The UK government has announced plans for new laws which aim to protect IoT devices from cyberattacks. Digital Minister Margot James unveiled the measures today in a bid to slow the huge growth in attacks targeting connected devices.
In a press release, James wrote:
“Many consumer products that are connected to the internet are often found to be insecure, putting consumers privacy and security at risk. Our Code of Practice was the first step towards making sure that products have security features built in from the design stage and not bolted on as an afterthought.
These new proposals will help to improve the safety of Internet-connected devices and is another milestone in our bid to be a global leader in online safety.” Currently, the proposals are in consultation. One measure would require manufacturers to label how secure their products are – shaming those who don’t take security as seriously as they should.
Laws will also enshrine the ‘Secure by Design’ guidelines to require:
- IoT device passwords are unique and not resettable to a factory default setting.
- Manufacturers of IoT products provide a public point of contact as part of a vulnerability disclosure policy.
- Manufacturers explicitly state the minimum length of time for which the device will receive security updates through an end of life policy.
Unchanged default passwords are one of the biggest causes of hacked devices. Cheap IP webcams are especially prone to compromise, with some websites listing the feeds of all devices where the user has left the default password.

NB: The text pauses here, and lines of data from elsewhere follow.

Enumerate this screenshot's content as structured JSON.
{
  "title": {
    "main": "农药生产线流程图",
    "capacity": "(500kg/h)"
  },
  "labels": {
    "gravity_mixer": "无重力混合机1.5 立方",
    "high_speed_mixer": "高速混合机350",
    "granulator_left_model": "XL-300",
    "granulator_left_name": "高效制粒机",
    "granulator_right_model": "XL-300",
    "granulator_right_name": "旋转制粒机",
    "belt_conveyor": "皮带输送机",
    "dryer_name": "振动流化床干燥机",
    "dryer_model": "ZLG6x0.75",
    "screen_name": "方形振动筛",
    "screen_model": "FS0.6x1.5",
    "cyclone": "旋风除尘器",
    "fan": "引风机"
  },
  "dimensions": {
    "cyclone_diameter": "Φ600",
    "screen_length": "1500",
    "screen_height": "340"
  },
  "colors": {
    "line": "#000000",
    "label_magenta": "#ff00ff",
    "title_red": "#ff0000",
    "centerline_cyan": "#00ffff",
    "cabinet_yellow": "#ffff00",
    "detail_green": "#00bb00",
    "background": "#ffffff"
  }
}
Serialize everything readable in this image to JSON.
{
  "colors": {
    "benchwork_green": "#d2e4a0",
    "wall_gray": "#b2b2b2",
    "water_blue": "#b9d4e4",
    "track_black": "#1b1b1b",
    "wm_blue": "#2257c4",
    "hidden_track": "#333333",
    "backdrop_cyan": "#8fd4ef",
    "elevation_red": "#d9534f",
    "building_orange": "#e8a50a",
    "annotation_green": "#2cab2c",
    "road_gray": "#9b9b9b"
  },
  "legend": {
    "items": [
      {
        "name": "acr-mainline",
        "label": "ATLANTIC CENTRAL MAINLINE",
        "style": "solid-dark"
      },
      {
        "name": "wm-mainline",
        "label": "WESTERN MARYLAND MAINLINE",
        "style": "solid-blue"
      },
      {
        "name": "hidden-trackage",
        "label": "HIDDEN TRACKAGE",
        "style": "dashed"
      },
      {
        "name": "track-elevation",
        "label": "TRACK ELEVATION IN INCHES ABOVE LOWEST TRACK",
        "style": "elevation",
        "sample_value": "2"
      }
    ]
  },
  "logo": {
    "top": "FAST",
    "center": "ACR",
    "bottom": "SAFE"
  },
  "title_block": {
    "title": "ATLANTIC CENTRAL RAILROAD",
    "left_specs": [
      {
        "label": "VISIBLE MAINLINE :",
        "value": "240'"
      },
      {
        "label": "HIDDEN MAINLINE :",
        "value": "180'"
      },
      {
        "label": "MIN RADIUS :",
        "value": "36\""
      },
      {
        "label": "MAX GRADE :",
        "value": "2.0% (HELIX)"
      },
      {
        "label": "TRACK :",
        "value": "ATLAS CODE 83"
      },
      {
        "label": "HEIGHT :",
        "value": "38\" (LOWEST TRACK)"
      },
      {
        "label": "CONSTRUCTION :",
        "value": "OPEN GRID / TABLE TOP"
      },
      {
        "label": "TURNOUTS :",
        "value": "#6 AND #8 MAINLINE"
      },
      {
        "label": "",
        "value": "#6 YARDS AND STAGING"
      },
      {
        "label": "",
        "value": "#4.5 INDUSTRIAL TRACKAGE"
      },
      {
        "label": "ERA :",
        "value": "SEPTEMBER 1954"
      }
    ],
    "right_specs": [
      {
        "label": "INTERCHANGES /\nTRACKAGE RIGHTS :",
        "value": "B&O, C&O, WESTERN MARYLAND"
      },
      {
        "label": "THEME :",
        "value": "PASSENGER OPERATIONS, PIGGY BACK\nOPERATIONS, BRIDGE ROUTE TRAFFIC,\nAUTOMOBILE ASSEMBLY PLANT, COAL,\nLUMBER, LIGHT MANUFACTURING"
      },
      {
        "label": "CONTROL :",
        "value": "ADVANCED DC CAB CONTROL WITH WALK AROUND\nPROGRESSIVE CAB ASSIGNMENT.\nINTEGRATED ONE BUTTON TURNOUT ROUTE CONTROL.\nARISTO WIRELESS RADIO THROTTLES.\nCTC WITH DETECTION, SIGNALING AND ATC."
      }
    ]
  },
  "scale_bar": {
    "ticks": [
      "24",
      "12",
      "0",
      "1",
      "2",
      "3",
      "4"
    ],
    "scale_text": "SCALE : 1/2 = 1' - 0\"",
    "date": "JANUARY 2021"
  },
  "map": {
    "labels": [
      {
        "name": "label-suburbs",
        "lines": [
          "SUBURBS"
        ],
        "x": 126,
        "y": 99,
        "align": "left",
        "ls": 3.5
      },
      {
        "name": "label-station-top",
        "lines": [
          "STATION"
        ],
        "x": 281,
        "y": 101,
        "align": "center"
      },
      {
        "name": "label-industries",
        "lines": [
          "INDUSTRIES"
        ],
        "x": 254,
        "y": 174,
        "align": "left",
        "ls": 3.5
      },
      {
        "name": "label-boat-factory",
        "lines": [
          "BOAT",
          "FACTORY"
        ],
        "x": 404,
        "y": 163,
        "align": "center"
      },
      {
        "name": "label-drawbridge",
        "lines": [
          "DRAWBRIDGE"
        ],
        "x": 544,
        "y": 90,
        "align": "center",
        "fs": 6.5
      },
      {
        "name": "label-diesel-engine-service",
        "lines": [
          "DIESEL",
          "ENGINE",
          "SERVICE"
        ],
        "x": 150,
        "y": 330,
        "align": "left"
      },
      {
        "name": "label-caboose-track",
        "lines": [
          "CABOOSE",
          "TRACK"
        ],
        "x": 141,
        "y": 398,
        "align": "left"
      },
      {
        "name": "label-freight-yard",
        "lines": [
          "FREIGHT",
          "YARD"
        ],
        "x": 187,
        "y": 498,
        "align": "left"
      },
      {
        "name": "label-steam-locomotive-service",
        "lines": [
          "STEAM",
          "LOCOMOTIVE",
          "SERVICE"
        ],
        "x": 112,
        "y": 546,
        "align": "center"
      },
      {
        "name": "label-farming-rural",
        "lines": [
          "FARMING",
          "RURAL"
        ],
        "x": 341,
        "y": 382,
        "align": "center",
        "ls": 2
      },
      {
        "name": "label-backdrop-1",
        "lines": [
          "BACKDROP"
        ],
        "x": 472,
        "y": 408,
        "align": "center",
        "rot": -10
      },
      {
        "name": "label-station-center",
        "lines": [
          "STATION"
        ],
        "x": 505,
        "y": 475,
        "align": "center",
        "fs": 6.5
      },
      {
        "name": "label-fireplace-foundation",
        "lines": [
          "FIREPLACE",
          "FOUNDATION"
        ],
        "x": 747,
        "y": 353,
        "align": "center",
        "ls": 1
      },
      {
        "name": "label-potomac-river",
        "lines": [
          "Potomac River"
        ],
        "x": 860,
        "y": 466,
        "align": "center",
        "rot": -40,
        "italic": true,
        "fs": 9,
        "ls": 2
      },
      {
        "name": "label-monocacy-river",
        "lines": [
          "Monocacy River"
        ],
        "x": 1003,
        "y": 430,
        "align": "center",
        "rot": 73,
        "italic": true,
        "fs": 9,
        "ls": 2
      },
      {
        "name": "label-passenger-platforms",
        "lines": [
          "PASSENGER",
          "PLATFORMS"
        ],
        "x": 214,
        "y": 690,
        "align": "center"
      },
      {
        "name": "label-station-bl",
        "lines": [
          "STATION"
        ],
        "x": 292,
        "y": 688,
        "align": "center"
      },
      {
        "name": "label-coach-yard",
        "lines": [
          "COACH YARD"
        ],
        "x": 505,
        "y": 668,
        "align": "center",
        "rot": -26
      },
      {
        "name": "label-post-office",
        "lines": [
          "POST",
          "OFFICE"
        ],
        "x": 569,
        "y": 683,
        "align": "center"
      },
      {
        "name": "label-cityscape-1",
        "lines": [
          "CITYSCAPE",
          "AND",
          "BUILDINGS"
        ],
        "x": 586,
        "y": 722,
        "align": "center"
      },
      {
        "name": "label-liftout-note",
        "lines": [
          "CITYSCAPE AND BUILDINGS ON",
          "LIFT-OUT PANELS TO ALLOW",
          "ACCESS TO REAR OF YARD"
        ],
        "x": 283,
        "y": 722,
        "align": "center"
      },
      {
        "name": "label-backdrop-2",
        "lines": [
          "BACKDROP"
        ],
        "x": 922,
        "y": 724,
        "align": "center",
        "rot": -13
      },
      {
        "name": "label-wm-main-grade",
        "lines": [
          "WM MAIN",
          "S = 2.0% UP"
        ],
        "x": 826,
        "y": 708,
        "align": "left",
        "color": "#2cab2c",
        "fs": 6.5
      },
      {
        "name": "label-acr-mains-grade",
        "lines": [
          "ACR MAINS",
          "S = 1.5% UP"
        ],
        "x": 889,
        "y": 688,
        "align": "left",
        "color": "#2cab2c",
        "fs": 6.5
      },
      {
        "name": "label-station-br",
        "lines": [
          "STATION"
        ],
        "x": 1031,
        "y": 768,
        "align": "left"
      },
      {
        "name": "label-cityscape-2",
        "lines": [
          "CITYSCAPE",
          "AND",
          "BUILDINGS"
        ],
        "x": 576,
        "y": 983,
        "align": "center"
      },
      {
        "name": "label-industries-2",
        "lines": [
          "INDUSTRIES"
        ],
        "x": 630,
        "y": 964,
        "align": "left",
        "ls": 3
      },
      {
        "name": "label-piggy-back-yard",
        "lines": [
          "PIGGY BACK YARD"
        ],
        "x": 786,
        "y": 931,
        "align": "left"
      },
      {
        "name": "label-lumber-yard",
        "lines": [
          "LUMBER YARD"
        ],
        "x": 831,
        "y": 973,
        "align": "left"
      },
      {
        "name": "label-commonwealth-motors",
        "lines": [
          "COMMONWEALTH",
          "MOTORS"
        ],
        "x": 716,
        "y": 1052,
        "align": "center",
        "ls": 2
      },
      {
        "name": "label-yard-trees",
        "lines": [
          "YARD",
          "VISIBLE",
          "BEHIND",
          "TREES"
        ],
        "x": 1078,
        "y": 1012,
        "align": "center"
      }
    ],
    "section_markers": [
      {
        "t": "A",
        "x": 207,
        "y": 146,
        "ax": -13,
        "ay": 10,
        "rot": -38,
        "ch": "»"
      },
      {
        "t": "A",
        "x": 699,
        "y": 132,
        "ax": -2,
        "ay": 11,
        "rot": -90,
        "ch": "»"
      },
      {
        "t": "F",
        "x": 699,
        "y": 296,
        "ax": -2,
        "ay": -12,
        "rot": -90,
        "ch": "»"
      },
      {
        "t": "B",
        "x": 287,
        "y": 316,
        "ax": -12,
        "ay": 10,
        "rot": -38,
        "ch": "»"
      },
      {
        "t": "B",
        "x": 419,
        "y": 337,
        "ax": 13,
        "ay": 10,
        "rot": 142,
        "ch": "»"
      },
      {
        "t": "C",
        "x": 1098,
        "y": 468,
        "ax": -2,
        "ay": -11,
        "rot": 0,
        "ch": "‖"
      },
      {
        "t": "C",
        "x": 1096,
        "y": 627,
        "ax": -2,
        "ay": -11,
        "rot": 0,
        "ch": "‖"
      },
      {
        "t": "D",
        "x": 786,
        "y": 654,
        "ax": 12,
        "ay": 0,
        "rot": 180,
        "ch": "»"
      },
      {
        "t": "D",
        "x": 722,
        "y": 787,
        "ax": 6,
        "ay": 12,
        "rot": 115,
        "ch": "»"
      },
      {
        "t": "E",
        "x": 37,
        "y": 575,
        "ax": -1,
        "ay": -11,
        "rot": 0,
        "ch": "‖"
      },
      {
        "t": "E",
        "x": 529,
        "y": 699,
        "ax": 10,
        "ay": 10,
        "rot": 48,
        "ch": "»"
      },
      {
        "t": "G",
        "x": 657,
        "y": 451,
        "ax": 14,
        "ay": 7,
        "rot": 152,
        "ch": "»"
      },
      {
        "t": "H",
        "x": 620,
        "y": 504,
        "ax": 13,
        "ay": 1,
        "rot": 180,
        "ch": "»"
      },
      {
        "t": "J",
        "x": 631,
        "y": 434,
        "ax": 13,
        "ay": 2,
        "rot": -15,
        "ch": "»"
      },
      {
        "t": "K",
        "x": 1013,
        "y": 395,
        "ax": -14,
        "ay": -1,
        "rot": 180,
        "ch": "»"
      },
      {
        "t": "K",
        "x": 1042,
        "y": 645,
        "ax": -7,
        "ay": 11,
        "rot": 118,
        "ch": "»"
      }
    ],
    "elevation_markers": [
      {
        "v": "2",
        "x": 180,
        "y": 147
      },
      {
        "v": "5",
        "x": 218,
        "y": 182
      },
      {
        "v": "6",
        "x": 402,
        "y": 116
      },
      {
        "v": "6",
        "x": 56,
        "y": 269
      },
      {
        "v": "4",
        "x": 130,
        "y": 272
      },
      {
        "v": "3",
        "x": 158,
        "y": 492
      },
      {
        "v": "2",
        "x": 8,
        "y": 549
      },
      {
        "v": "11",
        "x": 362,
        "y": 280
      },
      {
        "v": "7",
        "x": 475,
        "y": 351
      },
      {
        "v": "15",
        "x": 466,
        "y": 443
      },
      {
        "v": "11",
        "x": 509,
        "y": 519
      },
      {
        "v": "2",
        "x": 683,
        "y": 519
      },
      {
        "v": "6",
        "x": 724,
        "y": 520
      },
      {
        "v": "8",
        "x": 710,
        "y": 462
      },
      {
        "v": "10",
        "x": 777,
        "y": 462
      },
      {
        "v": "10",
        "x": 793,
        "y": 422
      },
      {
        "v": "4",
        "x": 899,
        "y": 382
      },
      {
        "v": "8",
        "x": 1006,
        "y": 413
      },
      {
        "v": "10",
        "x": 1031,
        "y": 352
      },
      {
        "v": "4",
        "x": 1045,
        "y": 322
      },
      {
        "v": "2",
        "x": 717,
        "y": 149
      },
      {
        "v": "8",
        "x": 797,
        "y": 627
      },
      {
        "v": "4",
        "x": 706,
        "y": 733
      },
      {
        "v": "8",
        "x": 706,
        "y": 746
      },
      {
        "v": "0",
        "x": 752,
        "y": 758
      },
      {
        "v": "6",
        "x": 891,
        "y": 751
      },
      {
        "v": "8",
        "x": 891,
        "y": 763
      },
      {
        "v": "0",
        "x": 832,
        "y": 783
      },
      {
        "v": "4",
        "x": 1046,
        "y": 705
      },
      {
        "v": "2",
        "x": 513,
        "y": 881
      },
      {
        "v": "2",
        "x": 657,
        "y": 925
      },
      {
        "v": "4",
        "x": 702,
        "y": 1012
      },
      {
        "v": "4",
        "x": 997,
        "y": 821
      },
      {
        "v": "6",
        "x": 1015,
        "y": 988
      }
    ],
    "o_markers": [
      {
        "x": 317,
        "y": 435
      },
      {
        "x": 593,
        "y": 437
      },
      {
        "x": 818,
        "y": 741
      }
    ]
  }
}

Dr Ian Levy, Technical Director of the National Cyber Security Centre (NCSC), commented:
“Serious security problems in consumer IoT devices, such as pre-set unchangeable passwords, continue to be discovered and it’s unacceptable that these are not being fixed by manufacturers. This innovative labelling scheme is good news for consumers, empowering them to make informed decisions about the technology they are bringing into their homes.”
Following the consultation, the labels will initially rollout as a voluntary scheme. This gives the chance for device manufacturers who are confident in their security to stand out from rival products.
Julian David, CEO of techUK, said: “TechUK welcomes the publication of the Government’s consultation on regulatory next steps for consumer IoT. This follows the Government’s voluntary Secure by Design Code of Practice for consumer IoT security launched last year, which techUK supported. The Code advocates for stronger cybersecurity measures to be built into smart products right from the design stage.
We are pleased that the security requirements outlined in the consultation are consistent with the Secure by Design Code of Practice and key industry standards that already exist for consumer IoT devices. This is an important first step in creating flexible and purposeful regulation that stamps out poor security practices, which techUK’s research shows can act as significant barriers on the take-up of consumer IoT devices.
The proposals set out have the potential to positively impact the security of devices made across the world and it is good to see the Government is working with international partners to ensure a consistent approach to IoT security. techUK looks forward to responding to this consultation on behalf of our members.”
The government proposals have been launched a day after Margot James held a roundtable on IoT security. Global technology giants including Amazon, Philips, Panasonic, Samsung, Miele, Yale, and Legrand were involved with the roundtable. As a result, each of the companies has committed to ensuring their products meet security requirements. The UK government is now working alongside its global partners to promote these IoT security standards around the world.